Народ же стал хвалить Ди, как правителя уезда,

Отметив его щедрость, качества и добродетель,

Но Ди-кан не считал, что он такой уж благодетель,

За место не держался, не боялся переезда,

Любил больше вино пить, как подвёртывался случай,

А также музыку, стихи и красоту природы,

И о делах не думал в молодые свои годы,

А записи и книги счётные он бросил в кучу.

Начальники, выше стоявшие, его корили:

– «Отец возвысился в работе ваш аж до вельможи,

А вы должность правителя уезда превратили

В пустое времяпровожденье, в игру, быть может».

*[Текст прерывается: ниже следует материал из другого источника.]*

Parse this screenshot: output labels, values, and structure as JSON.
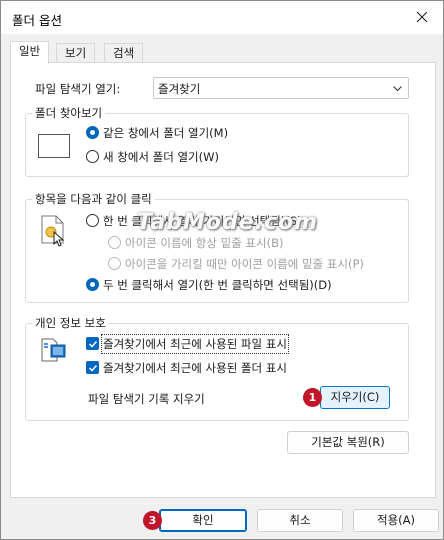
{
  "window": {
    "title": "폴더 옵션"
  },
  "tabs": [
    {
      "label": "일반",
      "active": true
    },
    {
      "label": "보기",
      "active": false
    },
    {
      "label": "검색",
      "active": false
    }
  ],
  "explorer_open": {
    "label": "파일 탐색기 열기:",
    "value": "즐겨찾기"
  },
  "browse_folders": {
    "title": "폴더 찾아보기",
    "option_same": "같은 창에서 폴더 열기(M)",
    "option_new": "새 창에서 폴더 열기(W)"
  },
  "click_items": {
    "title": "항목을 다음과 같이 클릭",
    "single_click": "한 번 클릭해서 열기(가리키면 선택됨)(S)",
    "underline_browser": "아이콘 이름에 항상 밑줄 표시(B)",
    "underline_point": "아이콘을 가리킬 때만 아이콘 이름에 밑줄 표시(P)",
    "double_click": "두 번 클릭해서 열기(한 번 클릭하면 선택됨)(D)"
  },
  "privacy": {
    "title": "개인 정보 보호",
    "recent_files": "즐겨찾기에서 최근에 사용된 파일 표시",
    "recent_folders": "즐겨찾기에서 최근에 사용된 폴더 표시",
    "clear_history_label": "파일 탐색기 기록 지우기",
    "clear_button": "지우기(C)"
  },
  "restore_defaults": "기본값 복원(R)",
  "footer": {
    "ok": "확인",
    "cancel": "취소",
    "apply": "적용(A)"
  },
  "badges": {
    "one": "1",
    "three": "3"
  },
  "watermark": "TabMode.com",
  "colors": {
    "accent": "#0067c0",
    "badge": "#c0152a"
  }
}
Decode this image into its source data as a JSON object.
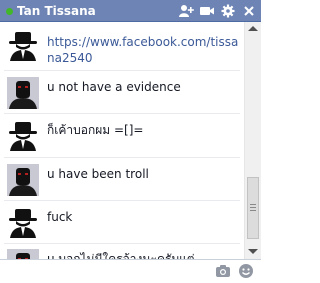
{
  "header": {
    "title": "Tan Tissana",
    "status_color": "#42b72a",
    "accent_color": "#6d84b4",
    "icons": [
      "add-friends-icon",
      "video-call-icon",
      "settings-gear-icon",
      "close-icon"
    ]
  },
  "messages": [
    {
      "text": "https://www.facebook.com/tissana2540",
      "kind": "link",
      "avatar": "hat-silhouette-avatar"
    },
    {
      "text": "u not have a evidence",
      "kind": "text",
      "avatar": "dark-face-avatar"
    },
    {
      "text": "ก็เค้าบอกผม =[]=",
      "kind": "text",
      "avatar": "hat-silhouette-avatar"
    },
    {
      "text": "u have been troll",
      "kind": "text",
      "avatar": "dark-face-avatar"
    },
    {
      "text": "fuck",
      "kind": "text",
      "avatar": "hat-silhouette-avatar"
    },
    {
      "text": "u บอกไม่มีใครจ้างนะครับแต่",
      "kind": "text",
      "avatar": "dark-face-avatar"
    }
  ],
  "footer": {
    "icons": [
      "camera-icon",
      "sticker-icon"
    ]
  }
}
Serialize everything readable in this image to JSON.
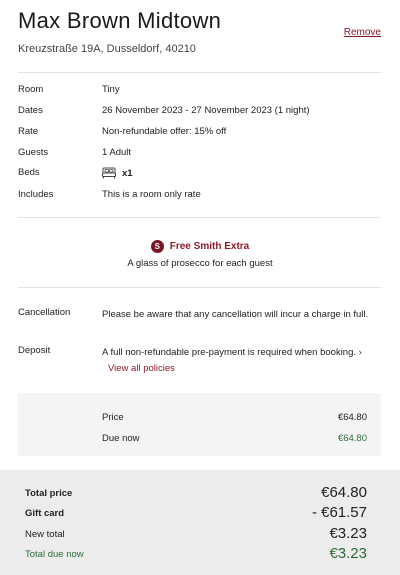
{
  "hotel": {
    "name": "Max Brown Midtown",
    "address": "Kreuzstraße 19A, Dusseldorf, 40210",
    "remove_label": "Remove"
  },
  "details": [
    {
      "label": "Room",
      "value": "Tiny"
    },
    {
      "label": "Dates",
      "value": "26 November 2023 - 27 November 2023 (1 night)"
    },
    {
      "label": "Rate",
      "value": "Non-refundable offer: 15% off"
    },
    {
      "label": "Guests",
      "value": "1 Adult"
    },
    {
      "label": "Beds",
      "value": "x1",
      "icon": "bed-icon"
    },
    {
      "label": "Includes",
      "value": "This is a room only rate"
    }
  ],
  "extra": {
    "badge": "S",
    "title": "Free Smith Extra",
    "description": "A glass of prosecco for each guest"
  },
  "policies": {
    "cancellation_label": "Cancellation",
    "cancellation_text": "Please be aware that any cancellation will incur a charge in full.",
    "deposit_label": "Deposit",
    "deposit_text": "A full non-refundable pre-payment is required when booking.",
    "view_all_label": "View all policies"
  },
  "price_box": {
    "price_label": "Price",
    "price_value": "€64.80",
    "due_now_label": "Due now",
    "due_now_value": "€64.80"
  },
  "totals": {
    "total_price_label": "Total price",
    "total_price_value": "€64.80",
    "gift_card_label": "Gift card",
    "gift_card_value": "- €61.57",
    "new_total_label": "New total",
    "new_total_value": "€3.23",
    "total_due_label": "Total due now",
    "total_due_value": "€3.23"
  },
  "colors": {
    "accent": "#8a1a2a",
    "green": "#2f6b3a"
  }
}
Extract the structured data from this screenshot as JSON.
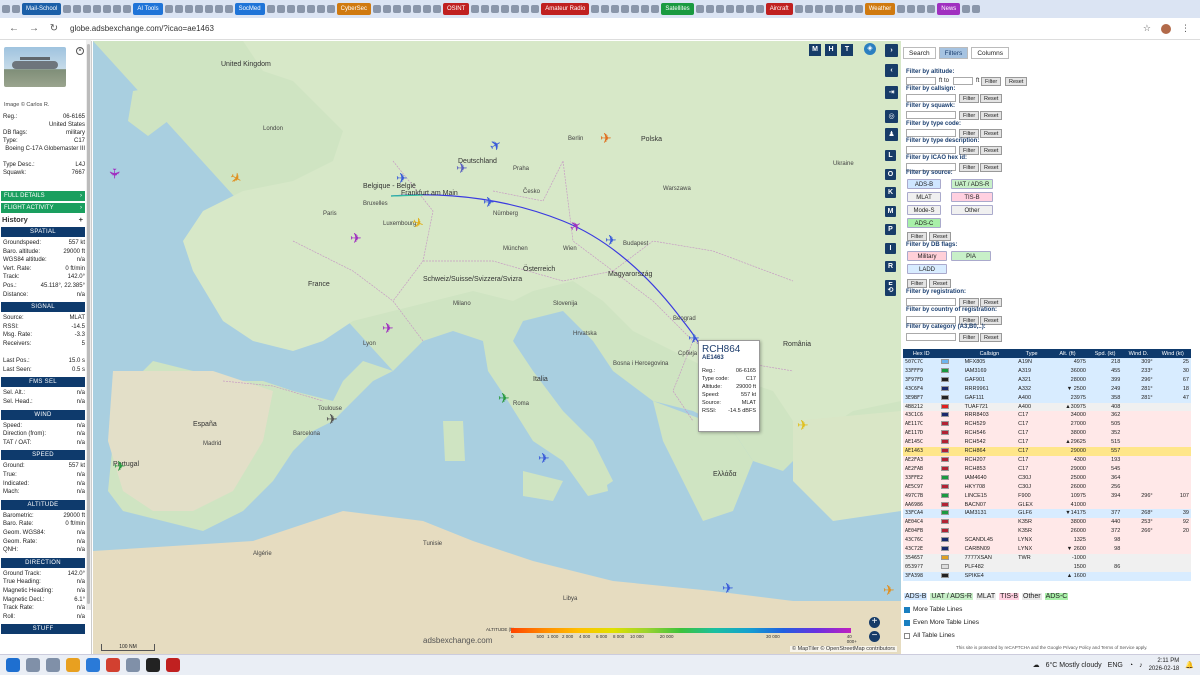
{
  "bookmarks": [
    {
      "label": "Mail-School",
      "color": "#1b5fa8"
    },
    {
      "label": "AI Tools",
      "color": "#1f74d8"
    },
    {
      "label": "SocMed",
      "color": "#1f74d8"
    },
    {
      "label": "CyberSec",
      "color": "#d07a10"
    },
    {
      "label": "OSINT",
      "color": "#c02020"
    },
    {
      "label": "Amateur Radio",
      "color": "#c02020"
    },
    {
      "label": "Satellites",
      "color": "#1a9a40"
    },
    {
      "label": "Aircraft",
      "color": "#c02020"
    },
    {
      "label": "Weather",
      "color": "#d07a10"
    },
    {
      "label": "News",
      "color": "#a030c0"
    }
  ],
  "browser": {
    "url": "globe.adsbexchange.com/?icao=ae1463",
    "back": "←",
    "forward": "→",
    "reload": "↻"
  },
  "left": {
    "photo_credit": "Image © Carlos R.",
    "info": [
      {
        "k": "Reg.:",
        "v": "06-6165"
      },
      {
        "k": "",
        "v": "United States"
      },
      {
        "k": "DB flags:",
        "v": "military"
      },
      {
        "k": "Type:",
        "v": "C17"
      },
      {
        "k": "",
        "v": "Boeing C-17A Globemaster III"
      },
      {
        "k": "Type Desc.:",
        "v": "L4J"
      },
      {
        "k": "Squawk:",
        "v": "7667"
      }
    ],
    "full_details": "FULL DETAILS",
    "flight_activity": "FLIGHT ACTIVITY",
    "history": "History",
    "sections": [
      {
        "title": "SPATIAL",
        "rows": [
          [
            "Groundspeed:",
            "557 kt"
          ],
          [
            "Baro. altitude:",
            "29000 ft"
          ],
          [
            "WGS84 altitude:",
            "n/a"
          ],
          [
            "Vert. Rate:",
            "0 ft/min"
          ],
          [
            "Track:",
            "142.0°"
          ],
          [
            "Pos.:",
            "45.118°, 22.385°"
          ],
          [
            "Distance:",
            "n/a"
          ]
        ]
      },
      {
        "title": "SIGNAL",
        "rows": [
          [
            "Source:",
            "MLAT"
          ],
          [
            "RSSI:",
            "-14.5"
          ],
          [
            "Msg. Rate:",
            "-3.3"
          ],
          [
            "Receivers:",
            "5"
          ],
          [
            "",
            ""
          ],
          [
            "Last Pos.:",
            "15.0 s"
          ],
          [
            "Last Seen:",
            "0.5 s"
          ]
        ]
      },
      {
        "title": "FMS SEL",
        "rows": [
          [
            "Sel. Alt.:",
            "n/a"
          ],
          [
            "Sel. Head.:",
            "n/a"
          ]
        ]
      },
      {
        "title": "WIND",
        "rows": [
          [
            "Speed:",
            "n/a"
          ],
          [
            "Direction (from):",
            "n/a"
          ],
          [
            "TAT / OAT:",
            "n/a"
          ]
        ]
      },
      {
        "title": "SPEED",
        "rows": [
          [
            "Ground:",
            "557 kt"
          ],
          [
            "True:",
            "n/a"
          ],
          [
            "Indicated:",
            "n/a"
          ],
          [
            "Mach:",
            "n/a"
          ]
        ]
      },
      {
        "title": "ALTITUDE",
        "rows": [
          [
            "Barometric:",
            "29000 ft"
          ],
          [
            "Baro. Rate:",
            "0 ft/min"
          ],
          [
            "Geom. WGS84:",
            "n/a"
          ],
          [
            "Geom. Rate:",
            "n/a"
          ],
          [
            "QNH:",
            "n/a"
          ]
        ]
      },
      {
        "title": "DIRECTION",
        "rows": [
          [
            "Ground Track:",
            "142.0°"
          ],
          [
            "True Heading:",
            "n/a"
          ],
          [
            "Magnetic Heading:",
            "n/a"
          ],
          [
            "Magnetic Decl.:",
            "6.1°"
          ],
          [
            "Track Rate:",
            "n/a"
          ],
          [
            "Roll:",
            "n/a"
          ]
        ]
      },
      {
        "title": "STUFF",
        "rows": []
      }
    ]
  },
  "map": {
    "labels": [
      {
        "t": "United Kingdom"
      },
      {
        "t": "Deutschland"
      },
      {
        "t": "Belgique - België"
      },
      {
        "t": "Frankfurt am Main"
      },
      {
        "t": "Polska"
      },
      {
        "t": "France"
      },
      {
        "t": "Österreich"
      },
      {
        "t": "Schweiz/Suisse/Svizzera/Svizra"
      },
      {
        "t": "Magyarország"
      },
      {
        "t": "Italia"
      },
      {
        "t": "România"
      },
      {
        "t": "España"
      },
      {
        "t": "Portugal"
      },
      {
        "t": "Ελλάδα"
      },
      {
        "t": "Slovenija"
      },
      {
        "t": "Hrvatska"
      },
      {
        "t": "Tunisie"
      },
      {
        "t": "Algérie"
      },
      {
        "t": "Libya"
      },
      {
        "t": "Ukraine"
      },
      {
        "t": "Nürnberg"
      },
      {
        "t": "München"
      },
      {
        "t": "Wien"
      },
      {
        "t": "Praha"
      },
      {
        "t": "Česko"
      },
      {
        "t": "Beograd"
      },
      {
        "t": "Budapest"
      },
      {
        "t": "Roma"
      },
      {
        "t": "Milano"
      },
      {
        "t": "Lyon"
      },
      {
        "t": "Paris"
      },
      {
        "t": "Madrid"
      },
      {
        "t": "Barcelona"
      },
      {
        "t": "London"
      },
      {
        "t": "Bruxelles"
      },
      {
        "t": "Luxembourg"
      },
      {
        "t": "Berlin"
      },
      {
        "t": "Warszawa"
      },
      {
        "t": "Bosna i Hercegovina"
      },
      {
        "t": "Србија"
      },
      {
        "t": "Toulouse"
      }
    ],
    "top_ctrl": [
      "M",
      "H",
      "T"
    ],
    "side_ctrl": [
      "L",
      "O",
      "K",
      "M",
      "P",
      "I",
      "R",
      "F"
    ],
    "popup": {
      "callsign": "RCH864",
      "hex": "AE1463",
      "rows": [
        [
          "Reg.:",
          "06-6165"
        ],
        [
          "Type code:",
          "C17"
        ],
        [
          "Altitude:",
          "29000 ft"
        ],
        [
          "Speed:",
          "557 kt"
        ],
        [
          "Source:",
          "MLAT"
        ],
        [
          "RSSI:",
          "-14.5 dBFS"
        ]
      ]
    },
    "altitude_label": "ALTITUDE (ft)",
    "altitude_ticks": [
      "0",
      "500",
      "1 000",
      "2 000",
      "4 000",
      "6 000",
      "8 000",
      "10 000",
      "20 000",
      "30 000",
      "40 000+"
    ],
    "watermark": "adsbexchange.com",
    "scale": "100 NM",
    "attribution": "© MapTiler © OpenStreetMap contributors",
    "zoom_in": "+",
    "zoom_out": "−"
  },
  "right": {
    "tabs": [
      "Search",
      "Filters",
      "Columns"
    ],
    "filters": [
      {
        "title": "Filter by altitude:",
        "buttons": [
          "Filter",
          "Reset"
        ],
        "mid": "ft to",
        "unit": "ft"
      },
      {
        "title": "Filter by callsign:",
        "buttons": [
          "Filter",
          "Reset"
        ]
      },
      {
        "title": "Filter by squawk:",
        "buttons": [
          "Filter",
          "Reset"
        ]
      },
      {
        "title": "Filter by type code:",
        "buttons": [
          "Filter",
          "Reset"
        ]
      },
      {
        "title": "Filter by type description:",
        "buttons": [
          "Filter",
          "Reset"
        ]
      },
      {
        "title": "Filter by ICAO hex id:",
        "buttons": [
          "Filter",
          "Reset"
        ]
      }
    ],
    "source_title": "Filter by source:",
    "sources": [
      {
        "label": "ADS-B",
        "color": "#cfe6ff"
      },
      {
        "label": "UAT / ADS-R",
        "color": "#c8f0c8"
      },
      {
        "label": "MLAT",
        "color": "#f0f0f0"
      },
      {
        "label": "TIS-B",
        "color": "#ffd0e0"
      },
      {
        "label": "Mode-S",
        "color": "#f0f0f0"
      },
      {
        "label": "Other",
        "color": "#f0f0f0"
      },
      {
        "label": "ADS-C",
        "color": "#a8f0a8"
      }
    ],
    "dbflags_title": "Filter by DB flags:",
    "dbflags": [
      {
        "label": "Military",
        "color": "#ffd0d8"
      },
      {
        "label": "PIA",
        "color": "#c8f0c8"
      },
      {
        "label": "LADD",
        "color": "#d8ecff"
      }
    ],
    "filter_btn": "Filter",
    "reset_btn": "Reset",
    "reg_title": "Filter by registration:",
    "country_title": "Filter by country of registration:",
    "cat_title": "Filter by category (A3,B0,..):",
    "columns": [
      "Hex ID",
      "",
      "Callsign",
      "Type",
      "Alt. (ft)",
      "Spd. (kt)",
      "Wind D.",
      "Wind (kt)"
    ],
    "rows": [
      {
        "hex": "507C7C",
        "flag": "#6cb4ee",
        "cs": "MFX805",
        "type": "A19N",
        "alt": "4975",
        "spd": "218",
        "wd": "309°",
        "ws": "25",
        "bg": "#d8ecff"
      },
      {
        "hex": "33FFF9",
        "flag": "#1a9a40",
        "cs": "IAM3169",
        "type": "A319",
        "alt": "36000",
        "spd": "455",
        "wd": "233°",
        "ws": "30",
        "bg": "#d8ecff"
      },
      {
        "hex": "3F97FD",
        "flag": "#222",
        "cs": "GAF901",
        "type": "A321",
        "alt": "28000",
        "spd": "399",
        "wd": "296°",
        "ws": "67",
        "bg": "#d8ecff"
      },
      {
        "hex": "43C6F4",
        "flag": "#1a2a6c",
        "cs": "RRR9961",
        "type": "A332",
        "alt": "▼ 2500",
        "spd": "249",
        "wd": "281°",
        "ws": "18",
        "bg": "#d8ecff"
      },
      {
        "hex": "3E9BF7",
        "flag": "#222",
        "cs": "GAF111",
        "type": "A400",
        "alt": "23975",
        "spd": "358",
        "wd": "281°",
        "ws": "47",
        "bg": "#d8ecff"
      },
      {
        "hex": "4B8212",
        "flag": "#e02020",
        "cs": "TUAF721",
        "type": "A400",
        "alt": "▲30975",
        "spd": "408",
        "wd": "",
        "ws": "",
        "bg": "#f0f0f0"
      },
      {
        "hex": "43C1C6",
        "flag": "#1a2a6c",
        "cs": "RRR8403",
        "type": "C17",
        "alt": "34000",
        "spd": "362",
        "wd": "",
        "ws": "",
        "bg": "#ffe8e8"
      },
      {
        "hex": "AE117C",
        "flag": "#b22234",
        "cs": "RCH529",
        "type": "C17",
        "alt": "27000",
        "spd": "505",
        "wd": "",
        "ws": "",
        "bg": "#ffe8e8"
      },
      {
        "hex": "AE117D",
        "flag": "#b22234",
        "cs": "RCH546",
        "type": "C17",
        "alt": "38000",
        "spd": "352",
        "wd": "",
        "ws": "",
        "bg": "#ffe8e8"
      },
      {
        "hex": "AE145C",
        "flag": "#b22234",
        "cs": "RCH542",
        "type": "C17",
        "alt": "▲29625",
        "spd": "515",
        "wd": "",
        "ws": "",
        "bg": "#ffe8e8"
      },
      {
        "hex": "AE1463",
        "flag": "#b22234",
        "cs": "RCH864",
        "type": "C17",
        "alt": "29000",
        "spd": "557",
        "wd": "",
        "ws": "",
        "bg": "#ffe68a"
      },
      {
        "hex": "AE2FA3",
        "flag": "#b22234",
        "cs": "RCH207",
        "type": "C17",
        "alt": "4300",
        "spd": "193",
        "wd": "",
        "ws": "",
        "bg": "#ffe8e8"
      },
      {
        "hex": "AE2FAB",
        "flag": "#b22234",
        "cs": "RCH853",
        "type": "C17",
        "alt": "29000",
        "spd": "545",
        "wd": "",
        "ws": "",
        "bg": "#ffe8e8"
      },
      {
        "hex": "33FFE2",
        "flag": "#1a9a40",
        "cs": "IAM4640",
        "type": "C30J",
        "alt": "25000",
        "spd": "364",
        "wd": "",
        "ws": "",
        "bg": "#ffe8e8"
      },
      {
        "hex": "AE5C97",
        "flag": "#b22234",
        "cs": "HKY708",
        "type": "C30J",
        "alt": "26000",
        "spd": "256",
        "wd": "",
        "ws": "",
        "bg": "#ffe8e8"
      },
      {
        "hex": "497C7B",
        "flag": "#1a9a40",
        "cs": "LINCE15",
        "type": "F900",
        "alt": "10975",
        "spd": "394",
        "wd": "296°",
        "ws": "107",
        "bg": "#ffe8e8"
      },
      {
        "hex": "AA6986",
        "flag": "#b22234",
        "cs": "BACN07",
        "type": "GLEX",
        "alt": "41000",
        "spd": "",
        "wd": "",
        "ws": "",
        "bg": "#ffe8e8"
      },
      {
        "hex": "33FCA4",
        "flag": "#1a9a40",
        "cs": "IAM3131",
        "type": "GLF6",
        "alt": "▼14175",
        "spd": "377",
        "wd": "268°",
        "ws": "39",
        "bg": "#d8ecff"
      },
      {
        "hex": "AE04C4",
        "flag": "#b22234",
        "cs": "",
        "type": "K35R",
        "alt": "38000",
        "spd": "440",
        "wd": "253°",
        "ws": "92",
        "bg": "#ffe8e8"
      },
      {
        "hex": "AE04FB",
        "flag": "#b22234",
        "cs": "",
        "type": "K35R",
        "alt": "26000",
        "spd": "372",
        "wd": "266°",
        "ws": "20",
        "bg": "#ffe8e8"
      },
      {
        "hex": "43C76C",
        "flag": "#1a2a6c",
        "cs": "SCANDL45",
        "type": "LYNX",
        "alt": "1325",
        "spd": "98",
        "wd": "",
        "ws": "",
        "bg": "#ffe8e8"
      },
      {
        "hex": "43C72E",
        "flag": "#1a2a6c",
        "cs": "CARBN09",
        "type": "LYNX",
        "alt": "▼ 2600",
        "spd": "98",
        "wd": "",
        "ws": "",
        "bg": "#ffe8e8"
      },
      {
        "hex": "354657",
        "flag": "#e0a020",
        "cs": "7777XSAN",
        "type": "TWR",
        "alt": "-1000",
        "spd": "",
        "wd": "",
        "ws": "",
        "bg": "#f0f0f0"
      },
      {
        "hex": "0539?7",
        "flag": "#dddddd",
        "cs": "PLF482",
        "type": "",
        "alt": "1500",
        "spd": "86",
        "wd": "",
        "ws": "",
        "bg": "#f0f0f0"
      },
      {
        "hex": "3FA398",
        "flag": "#222",
        "cs": "SPIKE4",
        "type": "",
        "alt": "▲ 1600",
        "spd": "",
        "wd": "",
        "ws": "",
        "bg": "#d8ecff"
      }
    ],
    "legend": [
      {
        "label": "ADS-B",
        "bg": "#cfe6ff"
      },
      {
        "label": "UAT / ADS-R",
        "bg": "#c8f0c8"
      },
      {
        "label": "MLAT",
        "bg": "#f0f0f0"
      },
      {
        "label": "TIS-B",
        "bg": "#ffd0e0"
      },
      {
        "label": "Other",
        "bg": "#e8e8e8"
      },
      {
        "label": "ADS-C",
        "bg": "#a8f0a8"
      }
    ],
    "checks": [
      {
        "label": "More Table Lines",
        "on": true
      },
      {
        "label": "Even More Table Lines",
        "on": true
      },
      {
        "label": "All Table Lines",
        "on": false
      }
    ],
    "recaptcha": "This site is protected by reCAPTCHA and the Google Privacy Policy and Terms of Service apply."
  },
  "taskbar": {
    "weather": "6°C  Mostly cloudy",
    "lang": "ENG",
    "time": "2:11 PM",
    "date": "2026-02-18"
  }
}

На что посетовал он: «Можно ли радеть о славе

За жалованье, жалкое, трудиться здесь натужно?

Уж лучше сяду в лодку и отправлюсь к переправе,

Мне кроме гор, воды, текущей, ничего не нужно».

Вернув наместнику печать, работу он оставил,

Домой вернулся, красоту пещер обозревая,

В горах «Прощальная Вершина» себе дом поставил

И жить стал только для себя, людей не замечая.

Обычно шёл он на прогулку, взяв слугу с собою,

Который нёс вино, а он – стихи Тао Юань-мина,

Когда стих был по вкусу, пил вино он из кувшина

И радовал свой взгляд, при том, травинкой он, любою.

Везде, где видел красоту, писал стих, воспевая

Природу, мир чудес, и так он жизнью наслаждался,

Раз кучу туч увидел в небе, их обозревая,

Проникся радостью – в чертах их лотос показался.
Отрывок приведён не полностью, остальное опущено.